Finally we have the answer for aged care
The National Aged Care Staffing and Skills Mix Report
The project is the first of its kind in Australia and has collected evidence relating to the need for a staffing methodology that considers both staffing levels (the right number) and skills mix (the right qualification) for residential aged care.
The comprehensive project developed an evidence based complexity profile, tested the elements of care associated with the resident profiles, determined what care interventions were being missed and confirmed the need for, and structure of, a staffing model for residential aged care.
The key findings are:
- Residents should receive an average 4 hours and 18 minutes of care per day - compared to the current 2.84 hours which is currently being provided;
- A skills mix of Registered Nurses (RN) 30%, Enrolled Nurses (EN) 20% and Personal Care Worker (PCA) / AiN 50% is the minimum skills mix to ensure safe residential care;
The project was undertaken by the ANMF in conjunction with the ANMF’s South Australian Branch, the Flinders University Research Team and the University of South Australia, as a result of the “monumental failure” of governments to establish evidence based staffing levels and skills mix in the aged care sector.

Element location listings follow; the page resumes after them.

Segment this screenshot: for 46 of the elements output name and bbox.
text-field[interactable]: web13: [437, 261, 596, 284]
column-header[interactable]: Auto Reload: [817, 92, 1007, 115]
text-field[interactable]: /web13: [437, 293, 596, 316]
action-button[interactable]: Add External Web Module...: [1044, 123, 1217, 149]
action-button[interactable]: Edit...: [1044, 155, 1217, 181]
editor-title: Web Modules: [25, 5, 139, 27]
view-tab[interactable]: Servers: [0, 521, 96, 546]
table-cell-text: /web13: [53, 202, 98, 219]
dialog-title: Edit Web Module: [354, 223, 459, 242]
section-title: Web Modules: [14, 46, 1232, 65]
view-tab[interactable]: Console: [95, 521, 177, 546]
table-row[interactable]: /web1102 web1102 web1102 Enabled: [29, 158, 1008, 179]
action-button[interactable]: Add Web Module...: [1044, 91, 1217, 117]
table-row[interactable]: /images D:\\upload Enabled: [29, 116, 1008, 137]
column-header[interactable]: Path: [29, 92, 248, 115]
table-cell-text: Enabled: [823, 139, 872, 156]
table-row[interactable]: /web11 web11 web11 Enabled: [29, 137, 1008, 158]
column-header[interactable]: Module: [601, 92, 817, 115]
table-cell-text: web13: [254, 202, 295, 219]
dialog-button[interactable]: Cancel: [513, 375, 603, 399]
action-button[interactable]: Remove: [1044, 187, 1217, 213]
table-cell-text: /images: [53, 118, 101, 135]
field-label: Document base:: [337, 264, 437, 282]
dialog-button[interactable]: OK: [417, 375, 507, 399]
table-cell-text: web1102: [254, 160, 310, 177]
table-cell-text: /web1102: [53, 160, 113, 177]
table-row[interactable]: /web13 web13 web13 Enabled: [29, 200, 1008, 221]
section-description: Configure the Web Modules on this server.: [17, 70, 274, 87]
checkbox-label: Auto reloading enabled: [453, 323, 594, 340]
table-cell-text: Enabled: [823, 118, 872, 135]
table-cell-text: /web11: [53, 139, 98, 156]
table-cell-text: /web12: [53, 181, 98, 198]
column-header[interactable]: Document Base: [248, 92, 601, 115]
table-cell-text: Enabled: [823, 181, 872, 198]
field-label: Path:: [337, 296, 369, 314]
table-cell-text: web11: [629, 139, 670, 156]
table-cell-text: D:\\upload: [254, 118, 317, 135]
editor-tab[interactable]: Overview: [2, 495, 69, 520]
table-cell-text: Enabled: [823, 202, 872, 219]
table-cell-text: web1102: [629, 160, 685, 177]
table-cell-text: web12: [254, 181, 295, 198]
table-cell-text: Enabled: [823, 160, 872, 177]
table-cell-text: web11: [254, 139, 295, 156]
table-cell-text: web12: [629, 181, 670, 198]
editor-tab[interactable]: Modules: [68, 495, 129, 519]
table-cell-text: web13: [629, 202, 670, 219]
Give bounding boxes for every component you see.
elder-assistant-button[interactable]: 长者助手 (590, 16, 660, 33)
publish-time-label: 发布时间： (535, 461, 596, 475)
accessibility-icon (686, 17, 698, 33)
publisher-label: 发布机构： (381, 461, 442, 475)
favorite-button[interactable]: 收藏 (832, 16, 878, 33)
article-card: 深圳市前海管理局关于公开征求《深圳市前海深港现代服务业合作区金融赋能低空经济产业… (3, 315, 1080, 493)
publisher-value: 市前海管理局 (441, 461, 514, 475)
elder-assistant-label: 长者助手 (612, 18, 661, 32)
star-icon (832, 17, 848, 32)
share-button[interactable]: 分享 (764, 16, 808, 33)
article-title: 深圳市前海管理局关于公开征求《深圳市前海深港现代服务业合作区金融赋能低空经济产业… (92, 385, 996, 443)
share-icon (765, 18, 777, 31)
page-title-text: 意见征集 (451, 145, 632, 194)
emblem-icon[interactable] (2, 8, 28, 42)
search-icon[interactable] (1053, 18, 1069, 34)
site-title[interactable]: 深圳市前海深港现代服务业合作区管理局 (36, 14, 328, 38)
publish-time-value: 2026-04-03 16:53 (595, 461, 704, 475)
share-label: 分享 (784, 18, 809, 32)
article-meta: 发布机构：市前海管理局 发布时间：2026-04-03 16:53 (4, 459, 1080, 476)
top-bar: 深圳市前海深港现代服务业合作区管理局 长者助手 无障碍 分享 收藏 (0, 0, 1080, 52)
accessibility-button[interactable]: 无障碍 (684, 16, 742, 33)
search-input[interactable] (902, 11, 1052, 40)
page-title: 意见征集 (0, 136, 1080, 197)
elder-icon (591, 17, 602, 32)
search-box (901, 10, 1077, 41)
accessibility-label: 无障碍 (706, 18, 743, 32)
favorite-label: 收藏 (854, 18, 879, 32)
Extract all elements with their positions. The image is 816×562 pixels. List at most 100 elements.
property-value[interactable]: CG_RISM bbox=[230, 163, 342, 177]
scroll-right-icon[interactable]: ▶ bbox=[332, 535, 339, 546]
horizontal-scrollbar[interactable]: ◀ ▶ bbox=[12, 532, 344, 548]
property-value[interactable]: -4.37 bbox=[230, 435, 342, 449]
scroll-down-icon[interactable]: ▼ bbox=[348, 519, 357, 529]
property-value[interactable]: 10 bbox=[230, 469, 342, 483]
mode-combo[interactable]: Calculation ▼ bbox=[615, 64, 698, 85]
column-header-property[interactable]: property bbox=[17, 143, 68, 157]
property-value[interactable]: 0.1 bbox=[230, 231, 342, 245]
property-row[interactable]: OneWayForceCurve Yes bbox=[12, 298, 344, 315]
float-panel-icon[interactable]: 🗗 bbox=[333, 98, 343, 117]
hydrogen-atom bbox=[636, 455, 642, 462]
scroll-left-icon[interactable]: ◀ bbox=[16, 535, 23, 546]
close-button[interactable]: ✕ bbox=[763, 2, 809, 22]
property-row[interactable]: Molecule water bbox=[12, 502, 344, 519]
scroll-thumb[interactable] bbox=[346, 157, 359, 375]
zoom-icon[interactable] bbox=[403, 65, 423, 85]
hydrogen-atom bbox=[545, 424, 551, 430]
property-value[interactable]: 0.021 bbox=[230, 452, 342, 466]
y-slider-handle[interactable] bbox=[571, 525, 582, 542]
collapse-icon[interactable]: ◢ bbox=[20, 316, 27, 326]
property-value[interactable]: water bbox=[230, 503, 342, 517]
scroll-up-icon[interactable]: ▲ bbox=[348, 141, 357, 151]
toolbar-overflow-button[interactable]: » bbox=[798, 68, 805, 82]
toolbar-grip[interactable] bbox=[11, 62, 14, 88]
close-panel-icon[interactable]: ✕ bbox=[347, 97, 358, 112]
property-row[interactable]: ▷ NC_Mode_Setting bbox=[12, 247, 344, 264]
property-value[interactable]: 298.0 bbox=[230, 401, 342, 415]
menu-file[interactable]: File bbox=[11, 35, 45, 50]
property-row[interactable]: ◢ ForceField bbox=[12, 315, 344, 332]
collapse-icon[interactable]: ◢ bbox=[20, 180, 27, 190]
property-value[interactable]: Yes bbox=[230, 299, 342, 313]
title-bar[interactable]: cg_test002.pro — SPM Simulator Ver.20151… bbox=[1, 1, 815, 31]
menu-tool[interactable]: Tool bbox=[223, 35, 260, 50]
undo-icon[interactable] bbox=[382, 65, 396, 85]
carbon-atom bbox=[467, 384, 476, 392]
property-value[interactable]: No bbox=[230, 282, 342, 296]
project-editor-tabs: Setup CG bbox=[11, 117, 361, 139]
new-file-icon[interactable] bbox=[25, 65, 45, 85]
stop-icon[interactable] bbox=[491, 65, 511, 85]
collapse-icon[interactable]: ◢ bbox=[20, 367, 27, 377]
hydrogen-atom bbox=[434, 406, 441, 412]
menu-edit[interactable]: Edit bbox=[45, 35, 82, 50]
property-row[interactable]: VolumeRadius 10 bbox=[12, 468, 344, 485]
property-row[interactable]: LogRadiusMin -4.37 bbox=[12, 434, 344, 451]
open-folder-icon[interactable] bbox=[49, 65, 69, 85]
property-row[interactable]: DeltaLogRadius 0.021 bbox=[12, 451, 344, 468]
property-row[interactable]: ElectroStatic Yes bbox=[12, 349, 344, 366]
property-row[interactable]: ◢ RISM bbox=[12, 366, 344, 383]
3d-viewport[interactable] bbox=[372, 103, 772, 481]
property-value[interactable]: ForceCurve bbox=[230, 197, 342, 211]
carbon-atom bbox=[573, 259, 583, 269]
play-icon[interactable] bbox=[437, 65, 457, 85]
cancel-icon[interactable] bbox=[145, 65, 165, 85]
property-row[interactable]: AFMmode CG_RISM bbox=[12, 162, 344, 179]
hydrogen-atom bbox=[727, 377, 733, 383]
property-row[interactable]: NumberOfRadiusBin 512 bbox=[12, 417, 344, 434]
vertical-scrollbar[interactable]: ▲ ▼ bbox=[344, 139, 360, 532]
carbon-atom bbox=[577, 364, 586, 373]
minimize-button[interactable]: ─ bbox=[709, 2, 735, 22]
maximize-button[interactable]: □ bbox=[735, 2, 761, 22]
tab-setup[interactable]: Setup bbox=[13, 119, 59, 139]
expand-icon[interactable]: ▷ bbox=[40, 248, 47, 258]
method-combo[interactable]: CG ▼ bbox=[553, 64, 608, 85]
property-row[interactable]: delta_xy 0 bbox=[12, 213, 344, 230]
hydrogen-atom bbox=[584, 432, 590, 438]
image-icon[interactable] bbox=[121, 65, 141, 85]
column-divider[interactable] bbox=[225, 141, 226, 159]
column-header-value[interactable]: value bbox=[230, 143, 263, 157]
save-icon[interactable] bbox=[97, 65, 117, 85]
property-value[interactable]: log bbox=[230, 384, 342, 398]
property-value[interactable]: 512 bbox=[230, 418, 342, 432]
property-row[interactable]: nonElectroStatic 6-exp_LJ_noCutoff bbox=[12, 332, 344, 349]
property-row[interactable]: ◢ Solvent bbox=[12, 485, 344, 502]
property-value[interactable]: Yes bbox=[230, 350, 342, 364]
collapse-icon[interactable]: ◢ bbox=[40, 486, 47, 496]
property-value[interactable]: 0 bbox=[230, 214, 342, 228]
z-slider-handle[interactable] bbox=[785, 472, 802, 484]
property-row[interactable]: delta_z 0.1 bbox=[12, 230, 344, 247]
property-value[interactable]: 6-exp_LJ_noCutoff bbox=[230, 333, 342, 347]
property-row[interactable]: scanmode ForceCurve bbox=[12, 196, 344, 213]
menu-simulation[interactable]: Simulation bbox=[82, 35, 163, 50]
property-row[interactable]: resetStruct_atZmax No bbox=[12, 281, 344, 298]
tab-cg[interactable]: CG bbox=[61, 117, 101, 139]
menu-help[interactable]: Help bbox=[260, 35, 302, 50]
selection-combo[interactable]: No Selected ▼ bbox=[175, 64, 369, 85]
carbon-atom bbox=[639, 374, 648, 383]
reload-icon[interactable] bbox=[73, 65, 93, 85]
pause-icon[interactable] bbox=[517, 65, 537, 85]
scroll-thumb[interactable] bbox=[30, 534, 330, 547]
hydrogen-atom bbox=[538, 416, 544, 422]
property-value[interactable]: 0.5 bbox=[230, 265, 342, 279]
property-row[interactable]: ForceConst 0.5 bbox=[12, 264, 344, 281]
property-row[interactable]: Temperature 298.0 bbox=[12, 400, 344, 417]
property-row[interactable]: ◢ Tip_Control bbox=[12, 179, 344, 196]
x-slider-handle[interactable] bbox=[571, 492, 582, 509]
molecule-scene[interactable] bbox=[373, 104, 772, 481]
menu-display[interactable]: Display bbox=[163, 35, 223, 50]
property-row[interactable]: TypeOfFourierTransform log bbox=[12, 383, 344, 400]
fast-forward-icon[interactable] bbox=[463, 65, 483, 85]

The report’s findings reflect feedback from ANMF members working on the ground in aged care and is consistent with the stories from members about the increasing difficulty they experience in providing decent care to residents, many with dementia and other high-complex needs.
Report identifies regular “Missed Care” in residential aged care
Whilst the number of people in residential aged care has nearly doubled from 134,810 in 1995 to 263,788 in 2014, consecutive governments have failed to legislate the minimum number of staff with necessary skills. As the report shows, missed care is a regular occurrence in residential aged care.
The ANMF provided the report to the Chair of the Senate Enquiry into the aged care workforce with the hope the Committee will use the evidence and outcomes and make significant recommendations to legislate minimum staffing levels and skills mix in residential care.
Recommendations from the Committee are due in April 2017.